ウ 年金記録問題の再発防止に向けた体制整備の状況

(ア) 機構の内部統制システムは適切に整備されて、機能しているか、また、機構における事務処理誤りへの対応は適切になされて 再発防止策が講じられているか。

(イ) 年金制度の設計・構築、制度改正等の事務を所掌する厚生労働省と、それに基づいて実際の業務運営を行う機構との連携は適切になされているか、厚生労働省の機構に対する指導等は適切に行われているか、また、厚生労働省及び機構において、年金記録問題の取組に関係する厚生年金基金、共済組合、地方自治体等との協力連携に向けて、適切な対応がなされているか。

(ウ) 厚生労働省及び機構における今後の年金記録の正確性確保に向けた取組や26年度以降の年金記録問題への取組の体制はどのようになっているか。

(2) 検査の対象及び方法

会計検査院は、22年1月以降に厚生労働省、機構等が年金記録問題への取組のために実施した各種事業や再発防止に向けた体制整備の状況等を中心に、必要に応じて19年度以降の社会保険庁の対応状況も含め、年金記録問題への取組状況全般を対象として、総務本省、厚生労働本省、機構の本部、9ブロック本部のうちの8ブロック本部、47事務センターのうちの18事務センター、312年金事務所のうちの142年金事務所及び1業務委託先において、計351.0人日を要して会計実地検査を行った。

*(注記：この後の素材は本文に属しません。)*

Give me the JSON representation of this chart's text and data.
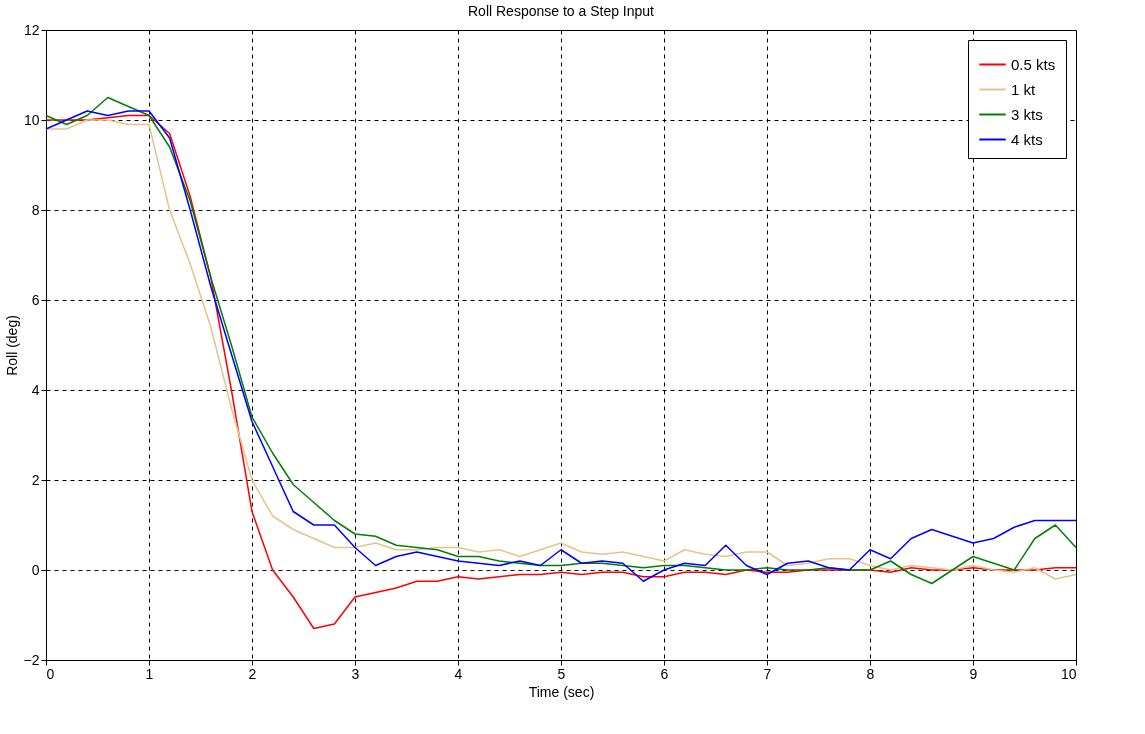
{
  "chart_data": {
    "type": "line",
    "title": "Roll Response to a Step Input",
    "xlabel": "Time (sec)",
    "ylabel": "Roll (deg)",
    "x": [
      0,
      0.2,
      0.4,
      0.6,
      0.8,
      1.0,
      1.2,
      1.4,
      1.6,
      1.8,
      2.0,
      2.2,
      2.4,
      2.6,
      2.8,
      3.0,
      3.2,
      3.4,
      3.6,
      3.8,
      4.0,
      4.2,
      4.4,
      4.6,
      4.8,
      5.0,
      5.2,
      5.4,
      5.6,
      5.8,
      6.0,
      6.2,
      6.4,
      6.6,
      6.8,
      7.0,
      7.2,
      7.4,
      7.6,
      7.8,
      8.0,
      8.2,
      8.4,
      8.6,
      8.8,
      9.0,
      9.2,
      9.4,
      9.6,
      9.8,
      10.0
    ],
    "series": [
      {
        "name": "0.5 kts",
        "color": "#ff0000",
        "values": [
          10.0,
          10.0,
          10.0,
          10.05,
          10.1,
          10.1,
          9.7,
          8.3,
          6.5,
          4.0,
          1.3,
          0.0,
          -0.6,
          -1.3,
          -1.2,
          -0.6,
          -0.5,
          -0.4,
          -0.25,
          -0.25,
          -0.15,
          -0.2,
          -0.15,
          -0.1,
          -0.1,
          -0.05,
          -0.1,
          -0.05,
          -0.05,
          -0.15,
          -0.15,
          -0.05,
          -0.05,
          -0.1,
          0.0,
          -0.05,
          -0.05,
          0.0,
          0.0,
          0.0,
          0.0,
          -0.05,
          0.05,
          0.0,
          0.0,
          0.05,
          0.0,
          0.0,
          0.0,
          0.05,
          0.05
        ]
      },
      {
        "name": "1 kt",
        "color": "#e6c38c",
        "values": [
          9.8,
          9.8,
          10.0,
          10.0,
          9.9,
          9.9,
          8.0,
          6.8,
          5.4,
          3.6,
          2.0,
          1.2,
          0.9,
          0.7,
          0.5,
          0.5,
          0.6,
          0.45,
          0.45,
          0.5,
          0.5,
          0.4,
          0.45,
          0.3,
          0.45,
          0.6,
          0.4,
          0.35,
          0.4,
          0.3,
          0.2,
          0.45,
          0.35,
          0.3,
          0.4,
          0.4,
          0.1,
          0.15,
          0.25,
          0.25,
          0.1,
          0.0,
          0.1,
          0.05,
          0.0,
          0.1,
          0.0,
          -0.05,
          0.05,
          -0.2,
          -0.1
        ]
      },
      {
        "name": "3 kts",
        "color": "#008000",
        "values": [
          10.1,
          9.9,
          10.1,
          10.5,
          10.3,
          10.1,
          9.4,
          8.2,
          6.5,
          5.0,
          3.4,
          2.6,
          1.9,
          1.5,
          1.1,
          0.8,
          0.75,
          0.55,
          0.5,
          0.45,
          0.3,
          0.3,
          0.2,
          0.15,
          0.1,
          0.1,
          0.15,
          0.15,
          0.1,
          0.05,
          0.1,
          0.1,
          0.05,
          0.0,
          0.0,
          0.05,
          0.0,
          0.0,
          0.05,
          0.0,
          0.0,
          0.2,
          -0.1,
          -0.3,
          0.0,
          0.3,
          0.15,
          0.0,
          0.7,
          1.0,
          0.5
        ]
      },
      {
        "name": "4 kts",
        "color": "#0000ff",
        "values": [
          9.8,
          10.0,
          10.2,
          10.1,
          10.2,
          10.2,
          9.6,
          8.0,
          6.3,
          4.8,
          3.3,
          2.3,
          1.3,
          1.0,
          1.0,
          0.5,
          0.1,
          0.3,
          0.4,
          0.3,
          0.2,
          0.15,
          0.1,
          0.2,
          0.1,
          0.45,
          0.15,
          0.2,
          0.15,
          -0.25,
          0.0,
          0.15,
          0.1,
          0.55,
          0.1,
          -0.1,
          0.15,
          0.2,
          0.05,
          0.0,
          0.45,
          0.25,
          0.7,
          0.9,
          0.75,
          0.6,
          0.7,
          0.95,
          1.1,
          1.1,
          1.1
        ]
      }
    ],
    "xlim": [
      0,
      10
    ],
    "xticks": [
      0,
      1,
      2,
      3,
      4,
      5,
      6,
      7,
      8,
      9,
      10
    ],
    "ylim": [
      -2,
      12
    ],
    "yticks": [
      -2,
      0,
      2,
      4,
      6,
      8,
      10,
      12
    ],
    "grid": true,
    "legend": "top right",
    "line_style": "solid",
    "marker": "none"
  }
}
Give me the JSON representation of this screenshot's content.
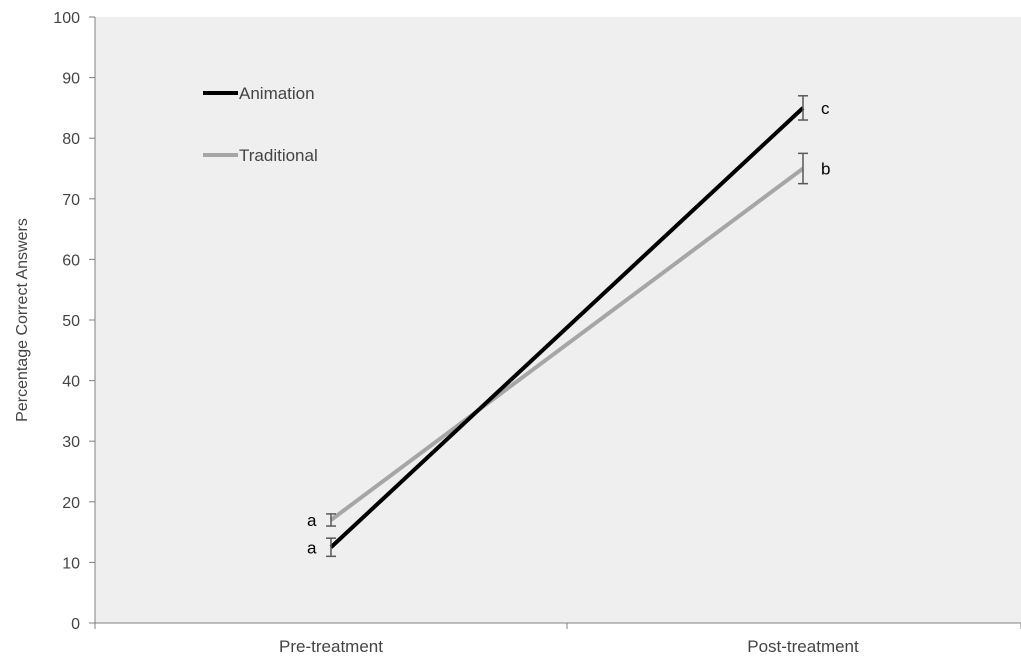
{
  "chart_data": {
    "type": "line",
    "title": "",
    "xlabel": "",
    "ylabel": "Percentage Correct Answers",
    "categories": [
      "Pre-treatment",
      "Post-treatment"
    ],
    "ylim": [
      0,
      100
    ],
    "yticks": [
      0,
      10,
      20,
      30,
      40,
      50,
      60,
      70,
      80,
      90,
      100
    ],
    "grid": false,
    "legend_position": "top-left",
    "plot_background": "#efefef",
    "series": [
      {
        "name": "Animation",
        "color": "#000000",
        "values": [
          12.5,
          85
        ],
        "error": [
          1.5,
          2
        ],
        "letters": [
          "a",
          "c"
        ]
      },
      {
        "name": "Traditional",
        "color": "#a6a6a6",
        "values": [
          17,
          75
        ],
        "error": [
          1,
          2.5
        ],
        "letters": [
          "a",
          "b"
        ]
      }
    ]
  }
}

検査に当たっては、総務省及び厚生労働省における年金記録問題への取組に関する各種資料等の内容を精査、分析するとともに、両省の担当者から説明を聴取するなどして検査を行った。また、機構における年金記録問題への取組に係る事業に関する各種報告書、統計資料、委託業務に係る契約書、仕様書、実績報告書等の内容を精査、分析するとともに、機構の担当者から説明を聴取するなどした。そして、機構における年金記録問題に対応する事業に係る調書の作成を依頼し、提出を受けた調書の内容を分析するなどして検査を行った。